Sayfalar

23 Kasım 2014 Pazar

Pıtırak mı? Sarmaşık mı?


Ne güzeldir Sarmasik gibi olmak..
Pıtırağı bilirmisiniz? Istenmeyen dikenli bir ot'un meyvaları veya tohumları. Dikenimsi.. Ele batar, hem acıtır, hem acıtmaz arası birşey. Aslında koparıp atması o kadarda zor değildir, ama zaman gerekir.. Oturup tek tek ayıklaman gerekir. Bu pıtırak denilen sevimsiz ot, işlenmeyen topraklarda çok çabuk türer. En çokta koyunlara yapışır bu pıtırak.. O kırkılan koyunların yünlerinde ayıkla ayıkla bitmez.. 

Almanya'ya geldiğimde Türk sınıfı vardı. Önce almancayı orada öğrenip Alman sınıfına geçiyorduk.. Şimdi yok öyle bir şey. Neyse orada Türkçe öğretmenim vardı. O'nun şu sözü hiç aklımdan çıkmaz.."Doğada olan şeyleri kendi hayatınızla özdeşleştirin, doğa çok şey öğretir, çok ders verir görebilirseniz" demişti. Örneğin bir arıyı, bir karıncayı düşünün ve ne kadar benzeşiyorsunuz" demişti. Benim kulağımda hala küpedir. Ve bana hep ışık tutar onun bu sözleri. 

Pıtırak, geldi bu akşam aklıma. Bilirsiniz zaman zaman ben hep geçmişime giderim.

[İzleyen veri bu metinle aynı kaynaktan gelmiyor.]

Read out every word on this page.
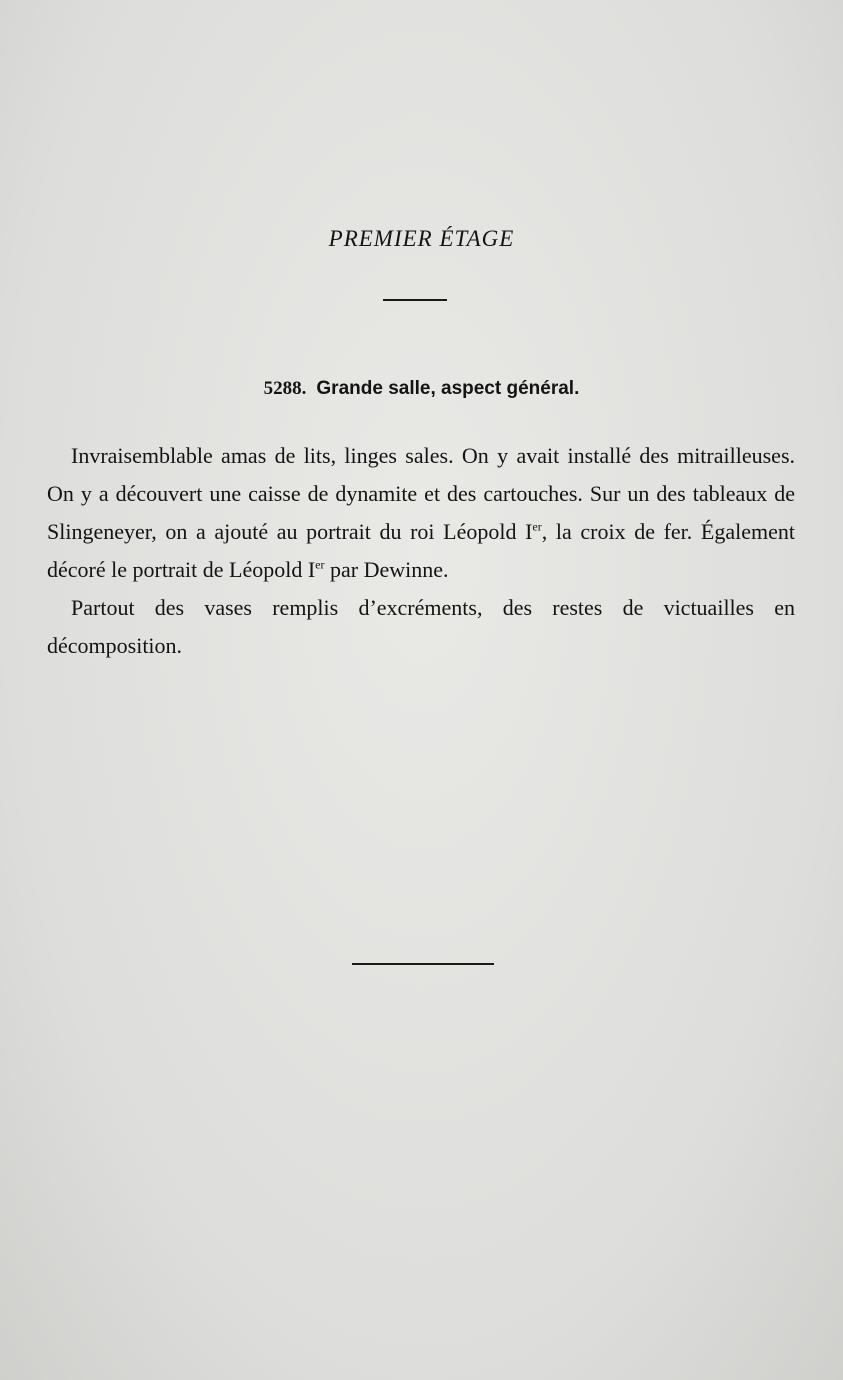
PREMIER ÉTAGE
5288. Grande salle, aspect général.

Invraisemblable amas de lits, linges sales. On y avait installé des mitrailleuses. On y a découvert une caisse de dynamite et des cartouches. Sur un des tableaux de Slingeneyer, on a ajouté au portrait du roi Léopold Ier, la croix de fer. Également décoré le portrait de Léopold Ier par Dewinne.

Partout des vases remplis d’excréments, des restes de victuailles en décomposition.
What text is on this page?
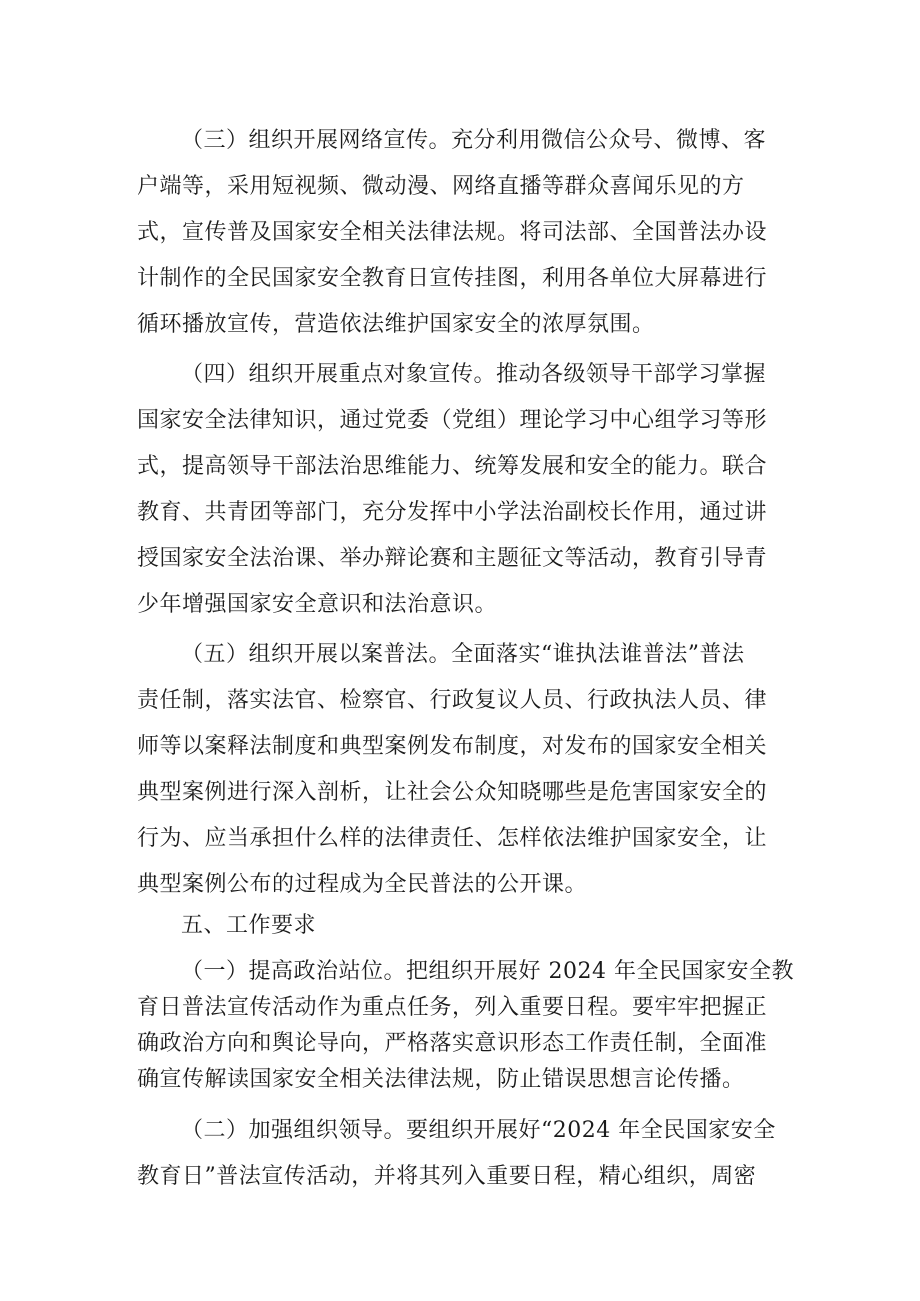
（三）组织开展网络宣传。充分利用微信公众号、微博、客
户端等，采用短视频、微动漫、网络直播等群众喜闻乐见的方
式，宣传普及国家安全相关法律法规。将司法部、全国普法办设
计制作的全民国家安全教育日宣传挂图，利用各单位大屏幕进行
循环播放宣传，营造依法维护国家安全的浓厚氛围。
（四）组织开展重点对象宣传。推动各级领导干部学习掌握
国家安全法律知识，通过党委（党组）理论学习中心组学习等形
式，提高领导干部法治思维能力、统筹发展和安全的能力。联合
教育、共青团等部门，充分发挥中小学法治副校长作用，通过讲
授国家安全法治课、举办辩论赛和主题征文等活动，教育引导青
少年增强国家安全意识和法治意识。
（五）组织开展以案普法。全面落实“谁执法谁普法”普法
责任制，落实法官、检察官、行政复议人员、行政执法人员、律
师等以案释法制度和典型案例发布制度，对发布的国家安全相关
典型案例进行深入剖析，让社会公众知晓哪些是危害国家安全的
行为、应当承担什么样的法律责任、怎样依法维护国家安全，让
典型案例公布的过程成为全民普法的公开课。
五、工作要求
（一）提高政治站位。把组织开展好 2024 年全民国家安全教
育日普法宣传活动作为重点任务，列入重要日程。要牢牢把握正
确政治方向和舆论导向，严格落实意识形态工作责任制，全面准
确宣传解读国家安全相关法律法规，防止错误思想言论传播。
（二）加强组织领导。要组织开展好“2024 年全民国家安全
教育日”普法宣传活动，并将其列入重要日程，精心组织，周密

Çocukluğumdan bilirim pıtırağı.. Paçalarıma yapışır, batardı.. Ninem, kapının önünde eve gelmeden, oturur, "İşe yara bişe osa bu gada omaz, şuna bak nerdeyse götüme gada çıkacak baksana bi" diye hem söylenir, hem ayıklardı tek tek..

Düşündümde, Türkiye tam bir pıtırak tarlasına dönmüş.. İçinde dolaştıkça hertarafına batan, yapışan bir pıtırak tarlasına. Nerde yetişiyordu bu pıtıraklar. İşlenmeyen yerde, hızla çoğalan.. Bunlardan öncekilerinde suçu var. Demekki, hepimizin suçu var.. Biraz fazla nadasa bırakmışız bu tarlayı...Nasıl kurtuluruz bu pıtıraklardan? Önce  paçalarımızdakileri tek tek ayıklayacağız, sonrada o toprağı işleyeceğiz.. Yada üstümüzdekileri çıkarıp, ve o tarlayı çifte sürüp bütün dikenleri alaşağı edeceğiz.. Zor bir süreç evet.. Ama başka çıkarı yok.. Yada pıtırak tarlasında yaşayacağız.. 

Birde o pıtırakların arasında, yada taşların veya kayalıkların arasında baş kaldıran güzel çiçekler vardır. Onları görmek ve korumak gerekir.. Etrafındaki pıtırakları kopararak.. Bu çiçeklerin adı, Ermenek'teki Recep amca, ve Ayşe ana, ayazda ölen Ayaz bebek, Van'da Muharrem bebeğin cesedini taşıyan baba, gezideki Ethem, Mehmet, Abdullah, İrfan, Medeni, Ahmet, ve Berkin.. Daha ne çiçekler var, hergün bir yenisini koparılan. Bunlar hafızalarda kalan taze çiçekler.. 

Yaşamak istiyorsak pıtırak gibi değil, sarmaşık gibi olmalıyız.. Beton duvarları bile saran bu sarmaşıklar gibi.. Hoşgörülü, saygılı, sevgili, renkli, espirili, dayanıklı, sabırlı, tutkulu, inançlı.